Dzisiaj wielu ludzi w kościele próbuje określić bliskość powrotu Chrystusa przez odczytywanie znaków czasu. Widzimy takie znaki w szczególnych wydarzeniach np. powrót Żydów do Izraela. Jednak jedno z najbardziej jasnych stwierdzeń, jakie Jezus wypowiedział na temat swojego przyjścia zawarte jest w powyższym wersie: Koniec nadejdzie dopiero po tym, jak ewangelia głoszona będzie wszystkim narodom jako świadectwo.
Słowo, które Jezus używa dla określenia "świadectwo" w tym wersecie, jest greckim słowem oznaczającym dosłownie "potwierdzenie danego faktu". Chrystus mówi tutaj nie tylko o głoszeniu ewangelii, ale o przedstawianiu jej jako świadectwa.
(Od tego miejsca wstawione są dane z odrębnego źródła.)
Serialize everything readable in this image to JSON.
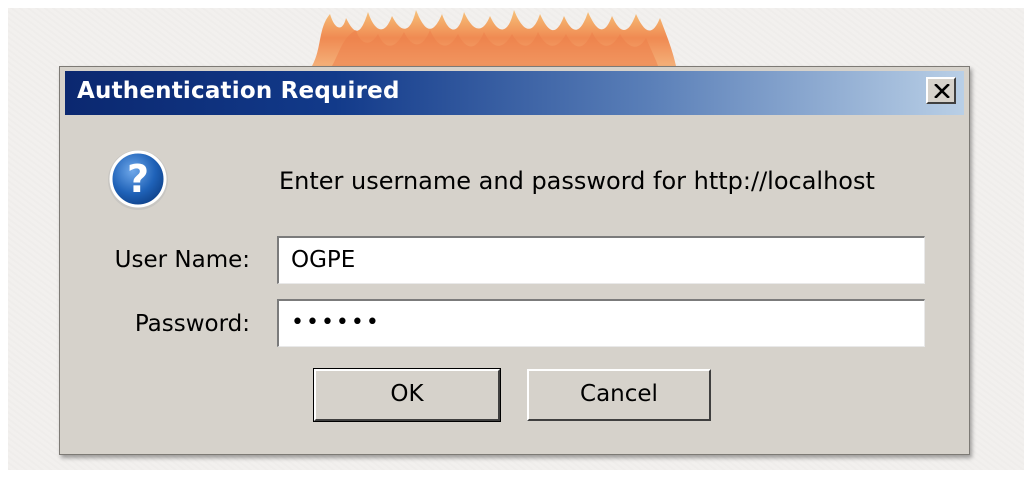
{
  "dialog": {
    "title": "Authentication Required",
    "message": "Enter username and password for http://localhost",
    "icon": "question-icon"
  },
  "form": {
    "username_label": "User Name:",
    "username_value": "OGPE",
    "password_label": "Password:",
    "password_mask": "••••••"
  },
  "buttons": {
    "ok_label": "OK",
    "cancel_label": "Cancel"
  },
  "colors": {
    "dialog_bg": "#d6d2cb",
    "titlebar_start": "#0b2870",
    "titlebar_end": "#b9cfe6",
    "icon_blue": "#1b5fb0"
  }
}
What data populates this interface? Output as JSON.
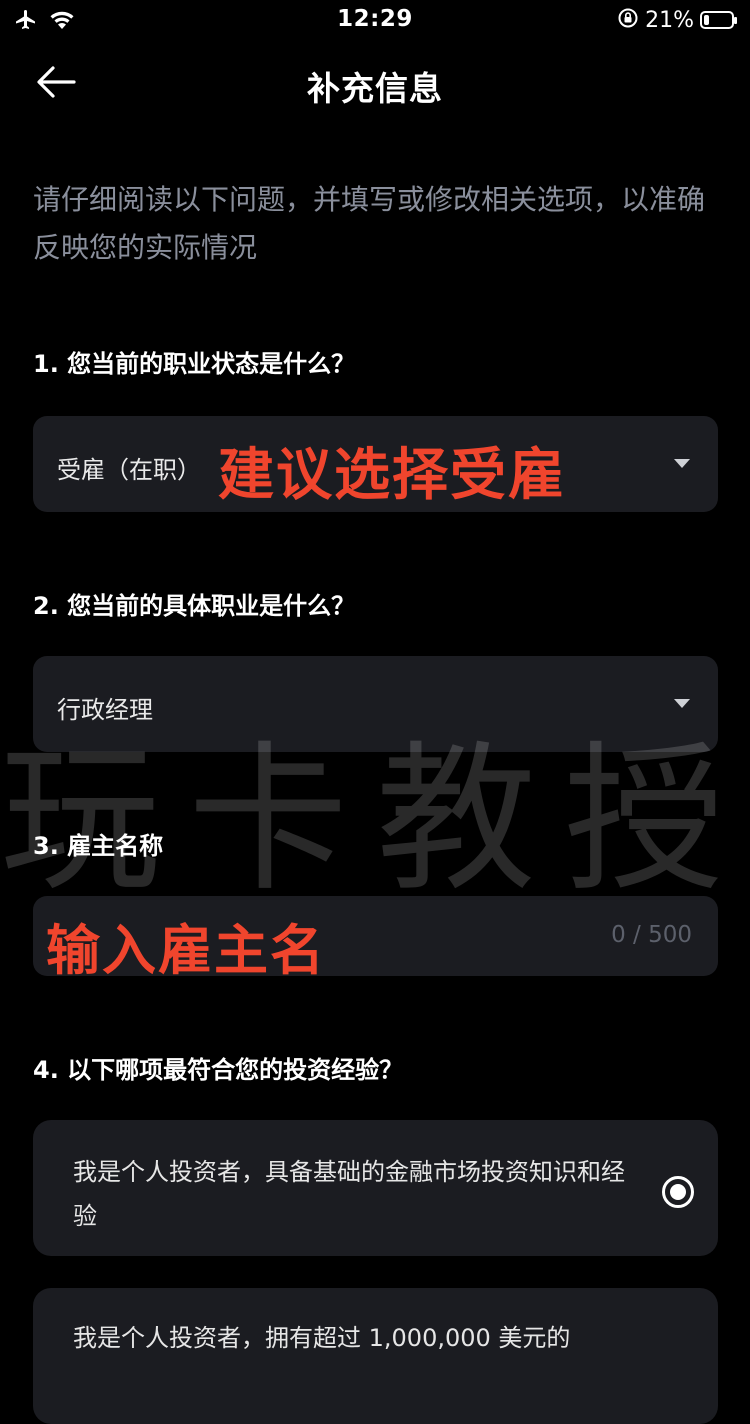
{
  "status_bar": {
    "time": "12:29",
    "battery_percent_text": "21%",
    "battery_level": 0.21,
    "icons": [
      "airplane-icon",
      "wifi-icon",
      "orientation-lock-icon",
      "battery-icon"
    ]
  },
  "nav": {
    "title": "补充信息",
    "back_icon": "back-arrow-icon"
  },
  "intro_text": "请仔细阅读以下问题，并填写或修改相关选项，以准确反映您的实际情况",
  "questions": [
    {
      "label": "1. 您当前的职业状态是什么？",
      "type": "select",
      "value": "受雇（在职）"
    },
    {
      "label": "2. 您当前的具体职业是什么？",
      "type": "select",
      "value": "行政经理"
    },
    {
      "label": "3. 雇主名称",
      "type": "text",
      "value": "",
      "counter": "0 / 500"
    },
    {
      "label": "4. 以下哪项最符合您的投资经验？",
      "type": "radio",
      "options": [
        {
          "text": "我是个人投资者，具备基础的金融市场投资知识和经验",
          "selected": true
        },
        {
          "text": "我是个人投资者，拥有超过 1,000,000 美元的",
          "selected": false
        }
      ]
    }
  ],
  "annotations": {
    "employment_hint": "建议选择受雇",
    "employer_hint": "输入雇主名"
  },
  "watermark": "玩卡教授",
  "colors": {
    "background": "#000000",
    "card": "#1b1c21",
    "muted_text": "#8a8f9c",
    "annotation_red": "#f0452d"
  }
}
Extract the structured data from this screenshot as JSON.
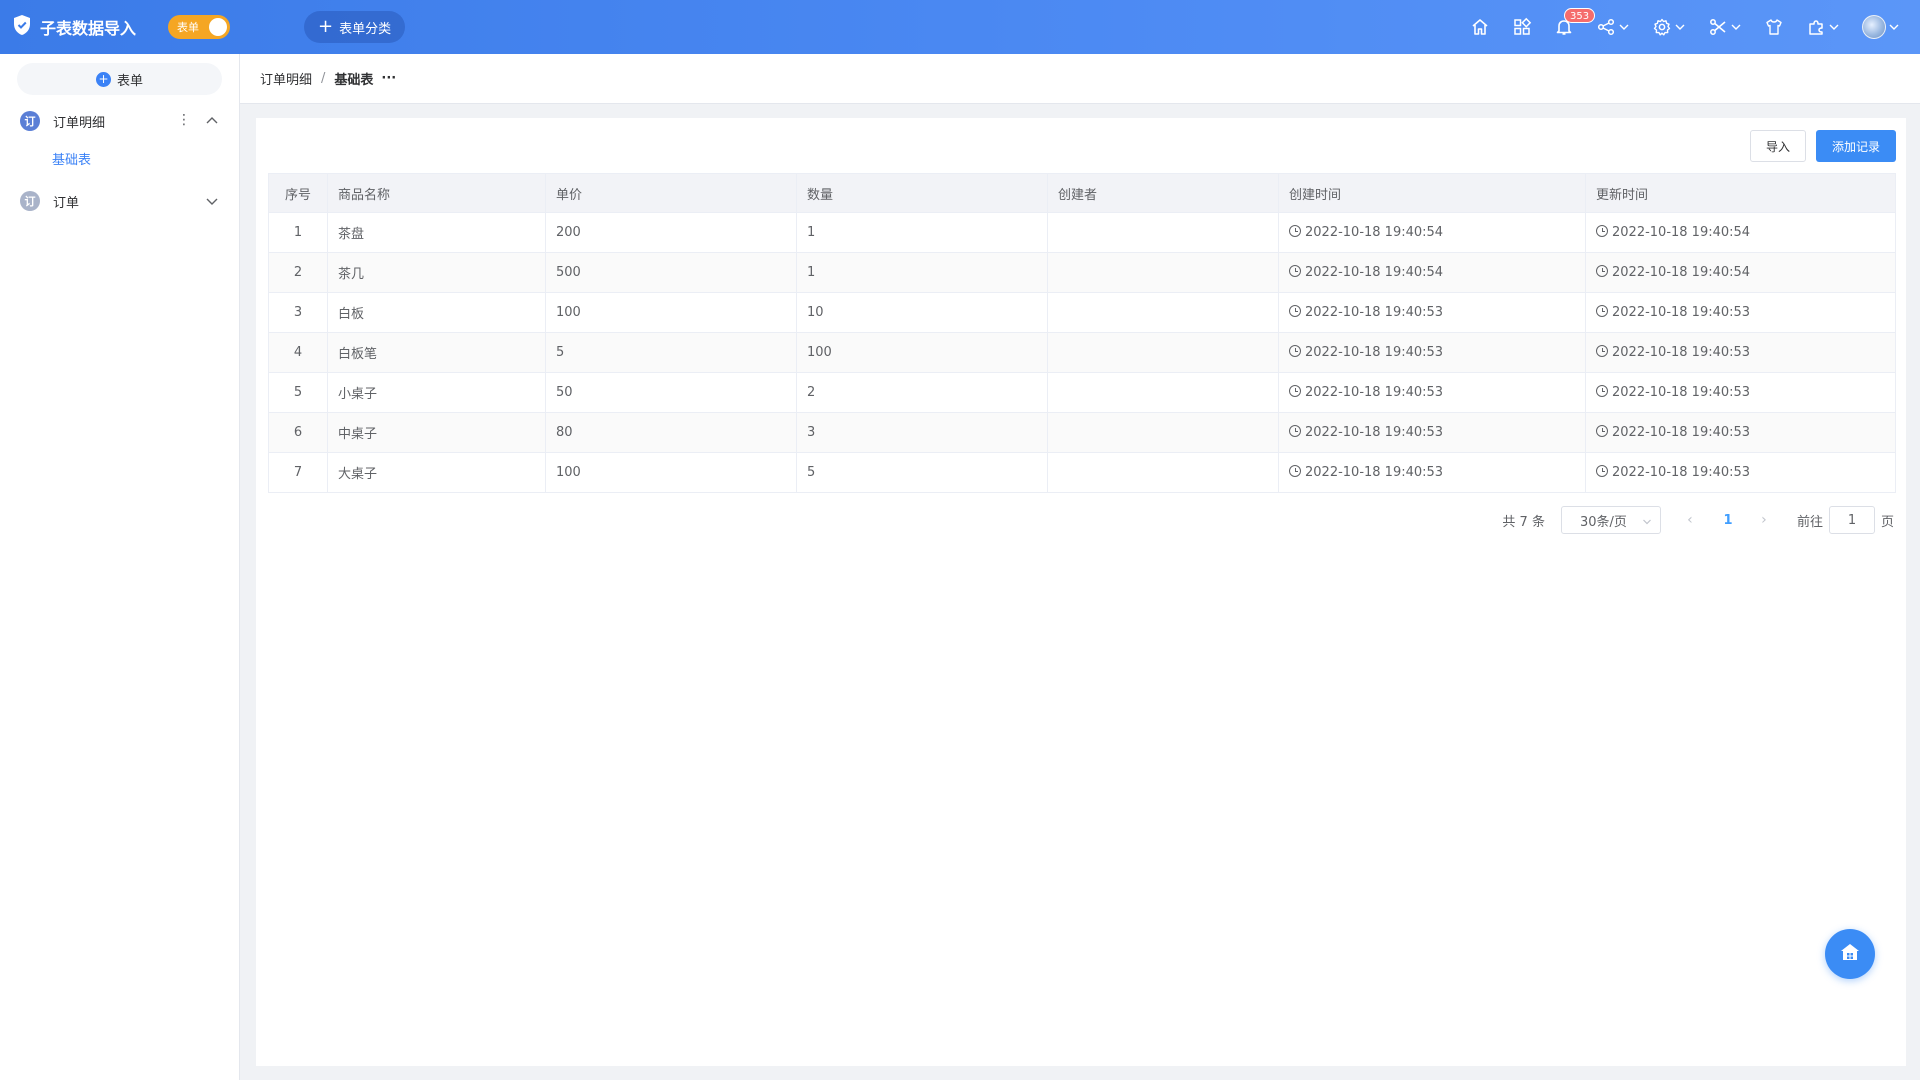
{
  "header": {
    "app_title": "子表数据导入",
    "toggle_label": "表单",
    "category_button": "表单分类",
    "notification_count": "353",
    "icons": [
      "home-icon",
      "apps-icon",
      "bell-icon",
      "share-icon",
      "gear-icon",
      "tools-icon",
      "shirt-icon",
      "puzzle-icon",
      "avatar"
    ]
  },
  "sidebar": {
    "add_button": "表单",
    "groups": [
      {
        "icon_text": "订",
        "label": "订单明细",
        "expanded": true,
        "children": [
          {
            "label": "基础表",
            "active": true
          }
        ]
      },
      {
        "icon_text": "订",
        "label": "订单",
        "expanded": false,
        "children": []
      }
    ]
  },
  "breadcrumb": {
    "items": [
      "订单明细",
      "基础表"
    ],
    "separator": "/",
    "more": "···"
  },
  "toolbar": {
    "import_label": "导入",
    "add_record_label": "添加记录"
  },
  "table": {
    "columns": [
      "序号",
      "商品名称",
      "单价",
      "数量",
      "创建者",
      "创建时间",
      "更新时间"
    ],
    "rows": [
      [
        "1",
        "茶盘",
        "200",
        "1",
        "",
        "2022-10-18 19:40:54",
        "2022-10-18 19:40:54"
      ],
      [
        "2",
        "茶几",
        "500",
        "1",
        "",
        "2022-10-18 19:40:54",
        "2022-10-18 19:40:54"
      ],
      [
        "3",
        "白板",
        "100",
        "10",
        "",
        "2022-10-18 19:40:53",
        "2022-10-18 19:40:53"
      ],
      [
        "4",
        "白板笔",
        "5",
        "100",
        "",
        "2022-10-18 19:40:53",
        "2022-10-18 19:40:53"
      ],
      [
        "5",
        "小桌子",
        "50",
        "2",
        "",
        "2022-10-18 19:40:53",
        "2022-10-18 19:40:53"
      ],
      [
        "6",
        "中桌子",
        "80",
        "3",
        "",
        "2022-10-18 19:40:53",
        "2022-10-18 19:40:53"
      ],
      [
        "7",
        "大桌子",
        "100",
        "5",
        "",
        "2022-10-18 19:40:53",
        "2022-10-18 19:40:53"
      ]
    ]
  },
  "pagination": {
    "total": "共 7 条",
    "page_size": "30条/页",
    "current_page": "1",
    "goto_label": "前往",
    "goto_value": "1",
    "page_suffix": "页"
  },
  "colors": {
    "header_gradient_start": "#3b7be8",
    "header_gradient_end": "#5b96f8",
    "primary": "#3b8cf5",
    "toggle": "#f5a623",
    "badge": "#f56c6c"
  }
}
Krótko mówiąc, On stwierdza, że ewangelia którą głosimy jest efektywna tylko wtedy, gdy jest ona poparta życiem dającym świadectwo jej realności.
Wiele takich kościołów poszło jednak na kompromis, jeśli chodzi o prawdziwą ewangelię Chrystusa. W ich kongregacjach rozprzestrzeniają się rozwody, a wielu spośród ich młodych niezamężnych członków prowadzi pobłażliwe życie w aktywności seksualnej. Jak to jest możliwe, zapytasz? Faktem jest, że nawet przy całym tym ewangelicznym nauczaniu, w wielu z tych mega-kościołów jest bardzo niewiele świadectwa panowania Chrystusa w życiu tych ludzi, które potwierdzałoby to nauczanie. Nie są oni prawdziwymi świadkami dla ich miasta i narodu.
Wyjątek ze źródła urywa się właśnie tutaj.